Both types of Pilates classes result in improved body awareness, mobility, flexibility, strength, breathwork and rehabilitation from injury.


What is the difference between regular Pilates and Clinical Pilates?

Clinical Pilates (now recognised as Clinical Exercise) can only be taught by a qualified health professional, such as a physiotherapist or exercise physiologist.

In 2017, the Federal Government announced its plans to make certain natural therapies ineligible for private health insurance rebates. Among these was Pilates. The Government’s original position was that Pilates would not be rebatable, regardless of who delivers it or how it is delivered, as it is not an evidence-based treatment.

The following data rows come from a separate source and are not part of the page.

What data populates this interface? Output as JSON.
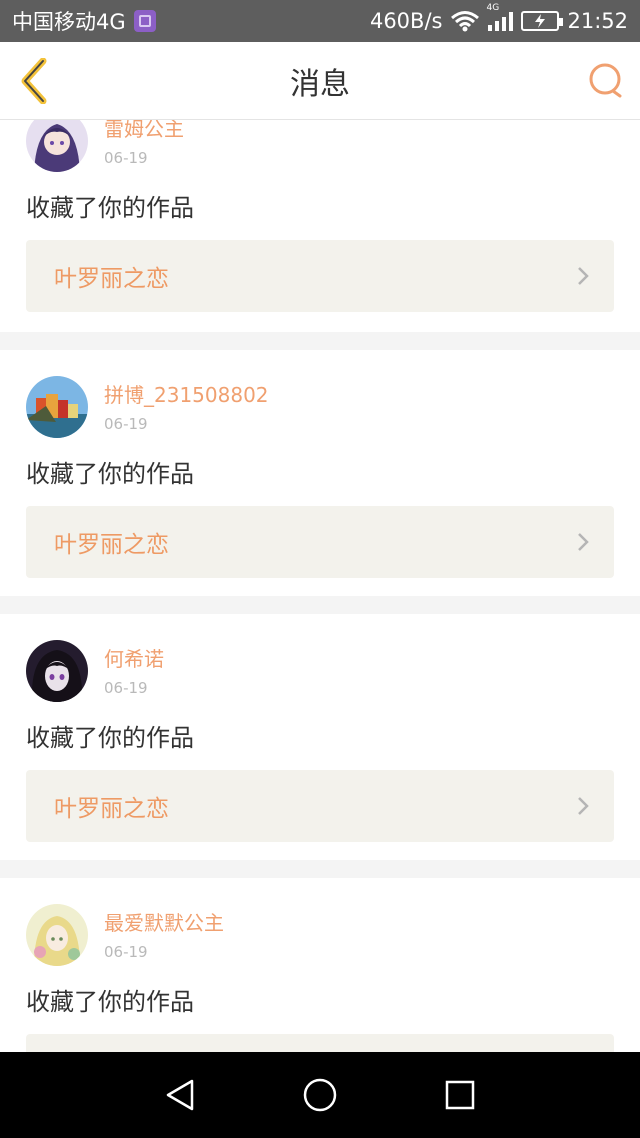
{
  "status_bar": {
    "carrier": "中国移动4G",
    "speed": "460B/s",
    "network_tag": "4G",
    "time": "21:52"
  },
  "header": {
    "title": "消息"
  },
  "messages": [
    {
      "username": "雷姆公主",
      "date": "06-19",
      "action": "收藏了你的作品",
      "work_title": "叶罗丽之恋"
    },
    {
      "username": "拼博_231508802",
      "date": "06-19",
      "action": "收藏了你的作品",
      "work_title": "叶罗丽之恋"
    },
    {
      "username": "何希诺",
      "date": "06-19",
      "action": "收藏了你的作品",
      "work_title": "叶罗丽之恋"
    },
    {
      "username": "最爱默默公主",
      "date": "06-19",
      "action": "收藏了你的作品",
      "work_title": ""
    }
  ],
  "colors": {
    "accent": "#ee9a64",
    "username": "#f0a070",
    "status_bar": "#5e5e5e",
    "work_bg": "#f3f2ec"
  },
  "icons": {
    "back": "chevron-left-icon",
    "search": "search-icon",
    "nav_back": "triangle-back-icon",
    "nav_home": "circle-home-icon",
    "nav_recent": "square-recent-icon"
  }
}
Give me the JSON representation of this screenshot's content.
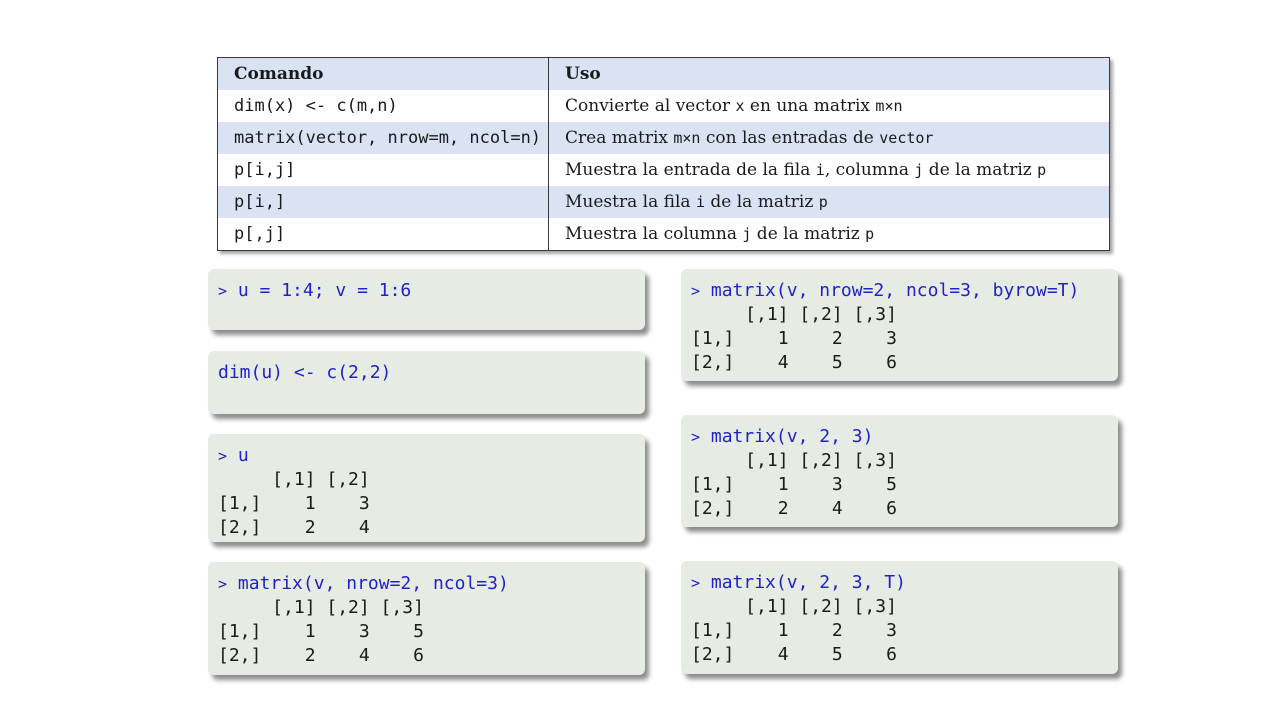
{
  "table": {
    "headers": [
      "Comando",
      "Uso"
    ],
    "rows": [
      {
        "cmd": "dim(x) <- c(m,n)",
        "use": [
          {
            "t": "Convierte al vector "
          },
          {
            "m": "x"
          },
          {
            "t": " en una matrix "
          },
          {
            "m": "m×n"
          }
        ]
      },
      {
        "cmd": "matrix(vector, nrow=m, ncol=n)",
        "use": [
          {
            "t": "Crea matrix "
          },
          {
            "m": "m×n"
          },
          {
            "t": " con las entradas de "
          },
          {
            "m": "vector"
          }
        ]
      },
      {
        "cmd": "p[i,j]",
        "use": [
          {
            "t": "Muestra la entrada de la fila "
          },
          {
            "m": "i"
          },
          {
            "t": ", columna "
          },
          {
            "m": "j"
          },
          {
            "t": " de la matriz "
          },
          {
            "m": "p"
          }
        ]
      },
      {
        "cmd": "p[i,]",
        "use": [
          {
            "t": "Muestra la fila "
          },
          {
            "m": "i"
          },
          {
            "t": " de la matriz "
          },
          {
            "m": "p"
          }
        ]
      },
      {
        "cmd": "p[,j]",
        "use": [
          {
            "t": "Muestra la columna "
          },
          {
            "m": "j"
          },
          {
            "t": " de la matriz "
          },
          {
            "m": "p"
          }
        ]
      }
    ]
  },
  "prompt_symbol": ">",
  "left_boxes": [
    {
      "prompt": true,
      "input": "u = 1:4; v = 1:6",
      "output": []
    },
    {
      "prompt": false,
      "input": "dim(u) <- c(2,2)",
      "output": []
    },
    {
      "prompt": true,
      "input": "u",
      "output": [
        "     [,1] [,2]",
        "[1,]    1    3",
        "[2,]    2    4"
      ]
    },
    {
      "prompt": true,
      "input": "matrix(v, nrow=2, ncol=3)",
      "output": [
        "     [,1] [,2] [,3]",
        "[1,]    1    3    5",
        "[2,]    2    4    6"
      ]
    }
  ],
  "right_boxes": [
    {
      "prompt": true,
      "input": "matrix(v, nrow=2, ncol=3, byrow=T)",
      "output": [
        "     [,1] [,2] [,3]",
        "[1,]    1    2    3",
        "[2,]    4    5    6"
      ]
    },
    {
      "prompt": true,
      "input": "matrix(v, 2, 3)",
      "output": [
        "     [,1] [,2] [,3]",
        "[1,]    1    3    5",
        "[2,]    2    4    6"
      ]
    },
    {
      "prompt": true,
      "input": "matrix(v, 2, 3, T)",
      "output": [
        "     [,1] [,2] [,3]",
        "[1,]    1    2    3",
        "[2,]    4    5    6"
      ]
    }
  ],
  "colors": {
    "input": "#1f22c9",
    "code_bg": "#e6ece4",
    "header_bg": "#d9e3f3"
  }
}
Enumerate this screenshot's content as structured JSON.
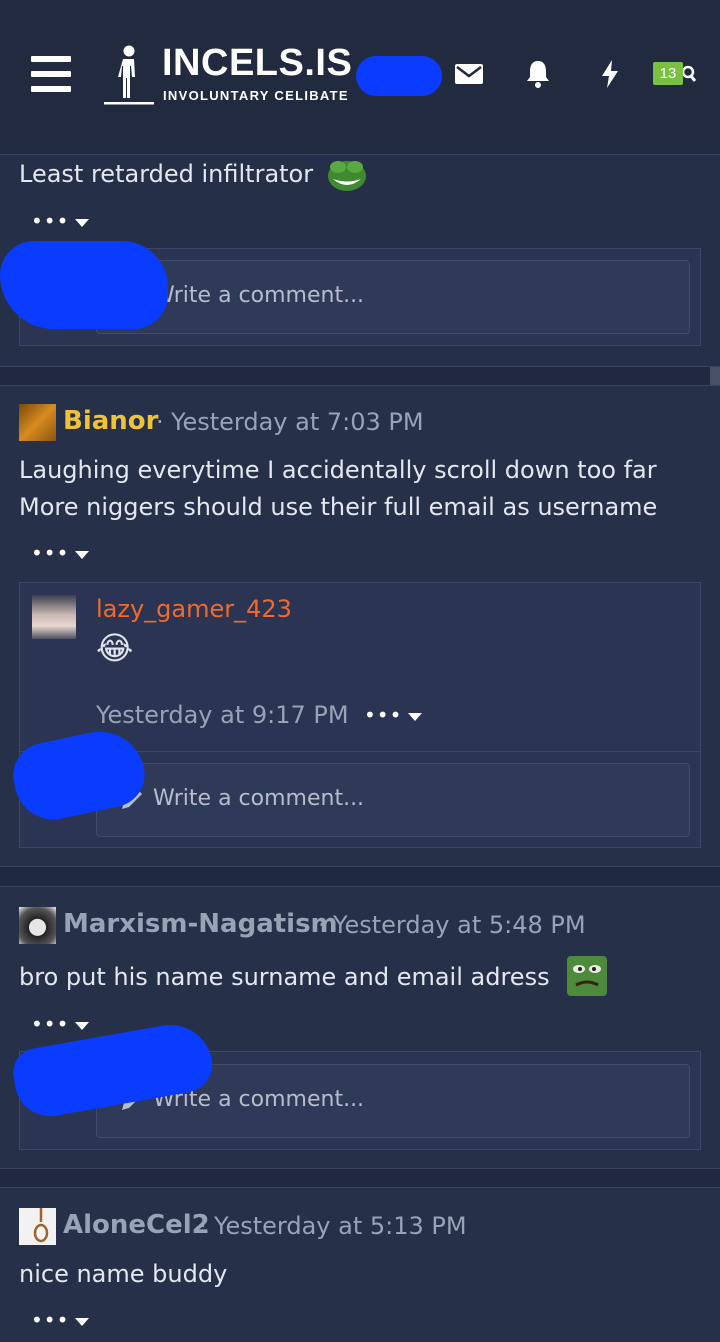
{
  "header": {
    "logo_title": "INCELS.IS",
    "logo_subtitle": "INVOLUNTARY CELIBATE",
    "notification_count": "13",
    "icons": [
      "menu-icon",
      "envelope-icon",
      "bell-icon",
      "lightning-icon",
      "search-icon"
    ],
    "colors": {
      "background": "#222a40",
      "badge": "#7ac143",
      "redaction": "#0a3cff"
    }
  },
  "top_post": {
    "text": "Least retarded infiltrator",
    "menu": "•••",
    "comment_placeholder": "Write a comment..."
  },
  "posts": [
    {
      "username": "Bianor",
      "username_color": "#f0c23a",
      "separator": "·",
      "timestamp": "Yesterday at 7:03 PM",
      "lines": [
        "Laughing everytime I accidentally scroll down too far",
        "More niggers should use their full email as username"
      ],
      "menu": "•••",
      "reply": {
        "username": "lazy_gamer_423",
        "username_color": "#f06a2e",
        "emoji": "😂",
        "timestamp": "Yesterday at 9:17 PM",
        "menu": "•••"
      },
      "comment_placeholder": "Write a comment..."
    },
    {
      "username": "Marxism-Nagatism",
      "username_color": "#9aa2b6",
      "separator": "·",
      "timestamp": "Yesterday at 5:48 PM",
      "text": "bro put his name surname and email adress",
      "menu": "•••",
      "comment_placeholder": "Write a comment..."
    },
    {
      "username": "AloneCel2",
      "username_color": "#9aa2b6",
      "separator": "·",
      "timestamp": "Yesterday at 5:13 PM",
      "text": "nice name buddy",
      "menu": "•••"
    }
  ]
}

At our practice, we offer Clinical Exercise classes (formerly Clinical Pilates), which are claimable from private health insurers. Our classes are a mixture of clinically appropriate exercises focusing on correct movement patterns, including exercises delivered on Pilates equipment or exercises drawn from Pilates that target your particular needs. We provide these exercises within an evidence-based and therapeutic framework rather than purely for fitness. All classes are taught by a physiotherapist or exercise physiologist.

To attend Clinical Exercise Classes at Higher Function, a Clinical Exercise Assessment is required with one of our Physiotherapists or Exercise Physiologists before starting classes. Your specific functional needs will be addressed in each class.

We offer small group classes (Matwork, Reformer, Strong Bones and more) as well as individual exercise therapy (Independent Gym or Semi Private Group). Physios and Exercise Physiologists have the clinical knowledge and experience to safely modify exercises for individuals of all fitness levels and ages, as well as those with injuries, recovering from injury or who are pregnant, postnatal and more.